Introduction: Co-production in regional collections

The essays in this volume explore and reflect on practices of co-production in public museums and art galleries across the Midlands. Through a series of case-studies and position pieces from curators, learning officers, and researchers, we show here that co-production is not a set of fixed or clearly defined practices, rather that it is varied and multi-faceted.

  • Sophie Hatchwell and Gregory Salter

Co-production stands as an umbrella term for the different ways in which curation, collections research, interpretation, and engagement can be developed through dialogue and collaboration between museums and their many publics. It has the potential to destabilise the traditional hierarchies inherent to museums and art galleries – through co-production, knowledge is not simply transmitted to audiences by the institution, but mutually created. At the same time, pre-existing power dynamics and structural issues around access pose challenges for open dialogue and collaboration. We argue then, that for co-production to be effective, it needs to be underpinned by values of openness, trust, and care.

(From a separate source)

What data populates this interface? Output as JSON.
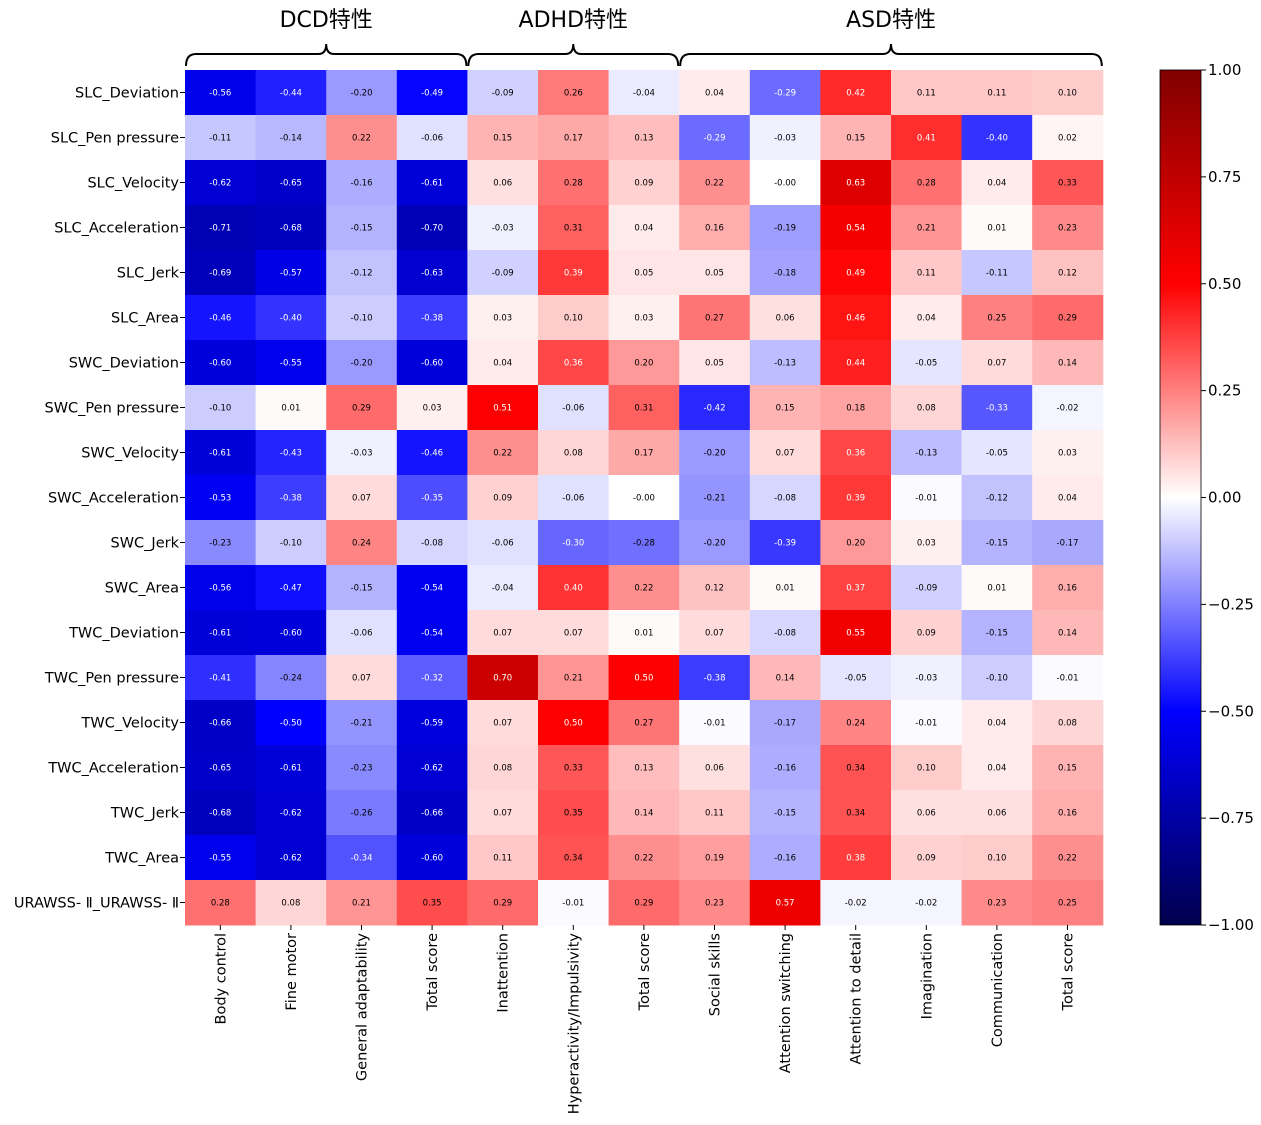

Two overarching questions have shaped our exploration of co-production. First, how can co-production be used as a method for interpreting artworks, and what role can art history and art historians play in facilitating this process? And second, how has the regional context of the Midlands shaped practices of co-production? The contributions in this volume indicate that co-production takes a range of forms at different moments and in different local contexts. It is being used to diversify and multiply the voices and experiences at the heart of museums and art galleries, to add nuance and document the complexities of local identities, and to offer agency to audiences. Co-production, at its best, folds museums and their publics into relationships of dialogue, exchange, and care. At the same time, as our contributors show, the success of all of this is very much dependent on establishing ongoing, trusting relationships with community co-producers, and on further improving access to collections and their histories.

While the focus of this volume is on museums and galleries in the Midlands, we hope it will resonate with practitioners working in other contexts, given that co-production has become a fundamental element of gallery practice across the UK. Funding for museums, art galleries, and art engagement projects more broadly now commonly require an aspect of community engagement, as well as a commitment to equality, diversity, and inclusion. [1] These sector-wide requirements are accompanied by a genuine desire from gallery workers and their audiences to expand the voices that can be represented and heard in such institutions. In the short term, the impact of the COVID-19 pandemic and the Black Lives Matter movement of 2020 have made the turn towards co-production and the embedding of practices of care in museums and art galleries ever more urgent, as a means to connect with audiences who have endured isolation and loss and to begin to reckon with longer histories of racism. However, museums and art galleries in the Midlands have been engaged with co-production over the much longer term, as austerity-driven policies have encouraged museums and galleries to adapt how they work with communities who have experienced a withdrawal of many other social and cultural provisions.

From within this challenging context then, the following essays present a pragmatic approach to co-production, as our contributors seek to grow and broaden the range of audiences who visit and engage with museums and art galleries, while moving towards models of practice that are rooted in forms of care and mutual benefit. The aim of this issue is not to quantify the ultimate ‘success’ of co-production, but to take a critical and reflective look at the processes galleries are using, to understand how these processes relate to the challenges that institutions are seeking to overcome, and to identify the hurdles and attendant solutions that emerge in the process. Museum studies scholar Nuala Morse has suggested we are seeing a shift from the question of ‘what can the community do for the museum?’ to ‘what can the museum do for the community?’. [2] We are interested here in a further question: what can the museum and community achieve together?

Notes

[1] For example, Arts Council funding: Arts Council drives towards community engagement [accessed Feb 2024].

[2] Nuala Morse, Museum as a Space of Social Care, (London, 2021), p.188.